That year, having a degree was a precondition for contesting elections. Articles 62 and 63 of the constitution barred liars, cheats and defaulters from holding public office.

There has been an outcry among all political parties who have fake degree-holders in their ranks, paving the way for the opposition and government to unite and argue that the issue is no longer relevant, after a 2010 amendment to election laws ended the requirement of graduation to stand for election.
But the Election Commission of Pakistan, or ECP, maintains that politicians who pretended in the 2008 elections to have genuine degrees are not eligible to participate in the polls this year under the constitutional articles 62 and 63.

The ECP believes that nearly 2,000 of the 9,000 politicians who stood for election in 2008 submitted fake degrees, and that they should be barred from contesting future polls.

“After the 2010 order of the Supreme Court, the Higher Education Commission (HEC) started verification of the degrees of only elected candidates. Nobody bothered about out-of-parliamentary cheats and liars who are now ready to contest the 2013 polls,” an ECP officer who did not wish to be named.

Also, the degrees of 206 members of parliament still await verification and the number of fake-degree holding MPs could shock the world, he said.

By 2011, the HEC had declared 58 lawmakers to be in possession of fake degrees. Those politicians resigned to avoid legal action and by-elections were held to fill their vacant seats.

But the process of verification has since ground to a halt, as the remaining legislators did not provide their original documents for verification and the election commission failed to cooperate further with the HEC because of political pressures.

But now the new ECP chief Fakhruddin Ibrahim has announced the intention not to bow to political pressure and to oust those “who cheated the nation”. Now he has come under strong criticism for declaring 27 candidates who have been found to have fake degrees, eligible for election.

Ibrahim maintains that those politicians have provided evidence from universities supporting the validity of their degrees – but last week HEC Chair Javaid Laghari insisted that verification of those degrees must be through the HEC.

Laghari said that although it was none of the commission’s business who ran for election, “only the HEC is authorised to investigate the authenticity of university degrees”.

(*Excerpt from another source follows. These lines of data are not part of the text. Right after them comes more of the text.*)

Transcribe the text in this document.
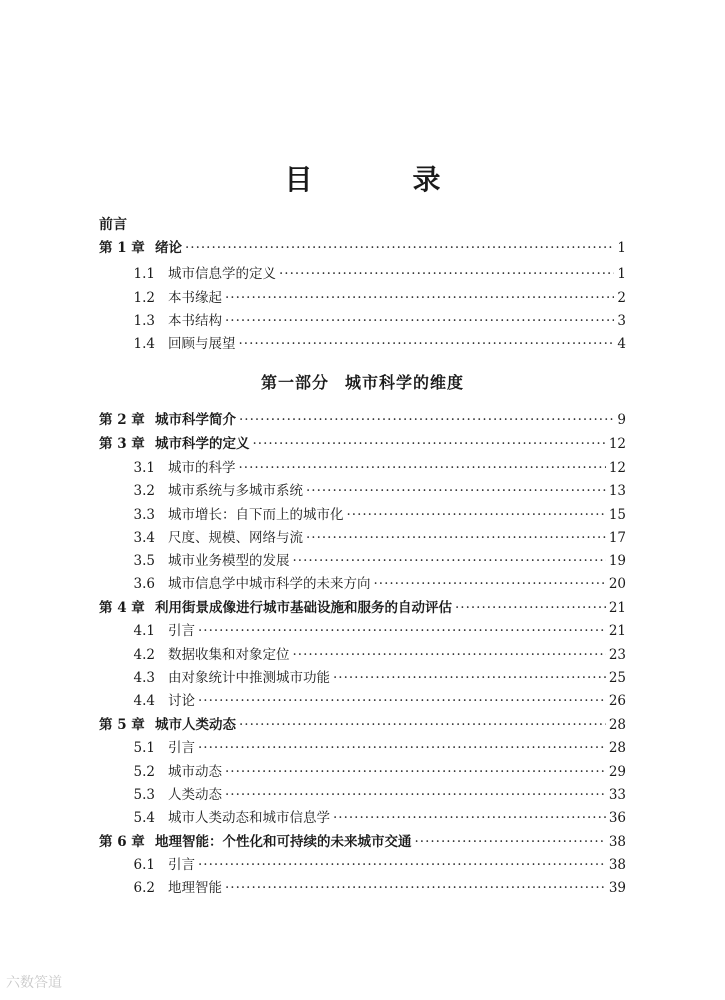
目　录
前言
第一部分 城市科学的维度
第 1 章 绪论 ·····	1
1.1 城市信息学的定义 ·····	1
1.2 本书缘起 ·····	2
1.3 本书结构 ·····	3
1.4 回顾与展望 ·····	4
第 2 章 城市科学简介 ·····	9
第 3 章 城市科学的定义 ·····	12
3.1 城市的科学 ·····	12
3.2 城市系统与多城市系统 ·····	13
3.3 城市增长：自下而上的城市化 ·····	15
3.4 尺度、规模、网络与流 ·····	17
3.5 城市业务模型的发展 ·····	19
3.6 城市信息学中城市科学的未来方向 ·····	20
第 4 章 利用街景成像进行城市基础设施和服务的自动评估 ·····	21
4.1 引言 ·····	21
4.2 数据收集和对象定位 ·····	23
4.3 由对象统计中推测城市功能 ·····	25
4.4 讨论 ·····	26
第 5 章 城市人类动态 ·····	28
5.1 引言 ·····	28
5.2 城市动态 ·····	29
5.3 人类动态 ·····	33
5.4 城市人类动态和城市信息学 ·····	36
第 6 章 地理智能：个性化和可持续的未来城市交通 ·····	38
6.1 引言 ·····	38
6.2 地理智能 ·····	39
六数答道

Former HEC chair Atta-ur-Rahman, who is now president of the Pakistan Academy of Sciences, told University World News: “In light of the Peoples’ Representation Act and the Supreme Court’s 2010 decision, the ECP should have initiated criminal proceedings against those MPs found to have fake degrees.

“And besides other punishments, as per law they all should have been declared ineligible to run in the polls.”

A senior member of the HEC told University World News that verifying the originality of any bachelor degree “is not an uphill task, even if the bogus degree has a back-up record in any university. Some MPs managed to get near-genuine degrees in connivance with some corrupt officials of some universities, but there is a simple way to ascertain that.

"The intermediate and matriculation certificates that people have to provide to take graduation exams could be checked. Many MPs became graduates without doing intermediate and matriculation.”

On 23 January the National Assembly’s standing committee approved an HEC amendment bill aiming at reducing the term of the chair and the commission’s autonomy. The bill, to be tabled in parliament, has been widely criticised and declared an attempt to sabotage the degrees verification process.

Atta-ur-Rahman told University World News that politicians wanted to destroy the HEC as it was not capitulating to their demands to let the fake degree issue disappear. By doing so, they would destroy Pakistan’s higher education system.

Last week Sindh province – where the national ruling party, the PPP, is in power – created its own HEC and maintains that the federal commission can no longer initiate the verification of the degrees of MPs from that province.

But fast-moving developments and mounting public pressure paved the way for a meeting of top guns from government, the ECP and the HEC last Thursday.

The 28 February meeting agreed that the process of degree verification would continue, with the HEC being the coordinating institution between universities and the election commission. The ECP aims to complete the process by 16 March.